# [S] IDE Festplatte bis 250 GB



## Kreon (16. Januar 2009)

Titel sagt schon alles:

Größe: 160-250 GB
IDE-Schnittstelle
Samsung, WD bevorzugt
Versand, wenn möglich in einer original Festplattenverpackungen oder eben gut gepolstert in einem normalen Karton


----------



## murver (21. Januar 2009)

habe eine 160gb hitache aus der  7k250 serie. bei interesse mach mir nen preisvorschlag. sicherer versand sollte kein problem sein, am billigsten wäre da hermes für 4€

cya


----------



## Kreon (21. Januar 2009)

nein danke, hitachi ist nicht so mein Fall


----------



## marilynmarduk (23. Januar 2009)

Ich hätte eine 160GB Samsung SP1654N, die ich bald bei der Bucht verscherbeln wollte. Die Festplatte habe ich am 22.12.07 bei Atelco gekauft, hat also noch Garantie.
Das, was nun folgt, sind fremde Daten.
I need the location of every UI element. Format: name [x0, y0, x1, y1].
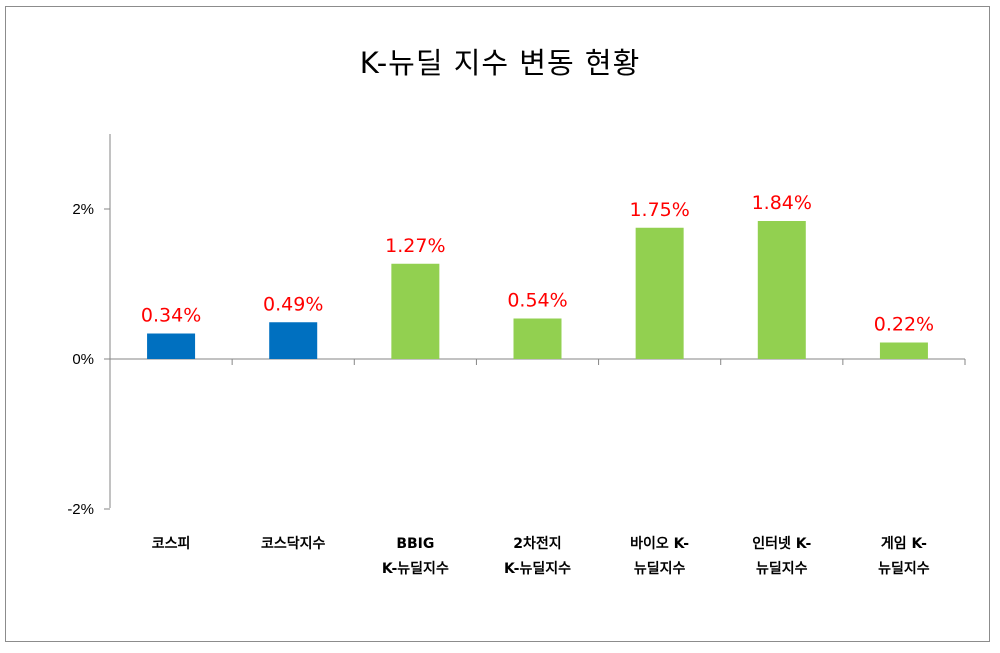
chart-title: K-뉴딜 지수 변동 현황: [359, 46, 641, 80]
bar: [635, 227, 684, 359]
category-label: 인터넷 K-: [752, 535, 811, 552]
category-label: K-뉴딜지수: [504, 561, 571, 577]
bar: [391, 263, 440, 359]
category-labels: 코스피 코스닥지수 BBIG K-뉴딜지수 2차전지 K-뉴딜지수 바이오 K- 뉴딜지수 인터…: [152, 535, 930, 577]
data-labels: 0.34% 0.49% 1.27% 0.54% 1.75% 1.84% 0.22%: [141, 192, 934, 336]
data-label: 1.27%: [385, 235, 445, 257]
chart-frame: [5, 6, 990, 642]
category-label: 바이오 K-: [630, 535, 689, 552]
category-label: 게임 K-: [881, 536, 927, 552]
y-tick-label: -2%: [67, 501, 94, 518]
data-label: 0.22%: [874, 314, 934, 336]
category-label: BBIG: [396, 536, 434, 552]
category-label: 코스피: [152, 536, 191, 552]
bar: [147, 333, 196, 359]
data-label: 1.84%: [752, 192, 812, 214]
category-label: 뉴딜지수: [634, 561, 686, 577]
data-label: 0.49%: [263, 293, 323, 315]
bar: [757, 221, 806, 359]
category-label: 뉴딜지수: [878, 561, 930, 577]
y-tick-label: 0%: [72, 351, 94, 368]
category-label: 2차전지: [513, 535, 561, 552]
data-label: 0.34%: [141, 305, 201, 327]
data-label: 0.54%: [507, 290, 567, 312]
y-tick-label: 2%: [72, 201, 94, 218]
bars: [147, 221, 928, 359]
category-label: 코스닥지수: [261, 535, 326, 552]
bar: [513, 318, 562, 359]
category-label: 뉴딜지수: [756, 561, 808, 577]
bar: [269, 322, 318, 359]
bar: [879, 342, 928, 359]
data-label: 1.75%: [629, 199, 689, 221]
category-label: K-뉴딜지수: [382, 561, 449, 577]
Insgesamt ist die Festplatte nur um die 50 Stunden gelaufen, da ich sie eigentlich für meinen Zweitrechner gekauft habe, der aber kurz danach von einem Notebook abgelöst wurde.

Falls du Interesse hast, dann schreibe mir bitte eine PN mit deinen Preisvorstellungen.


----------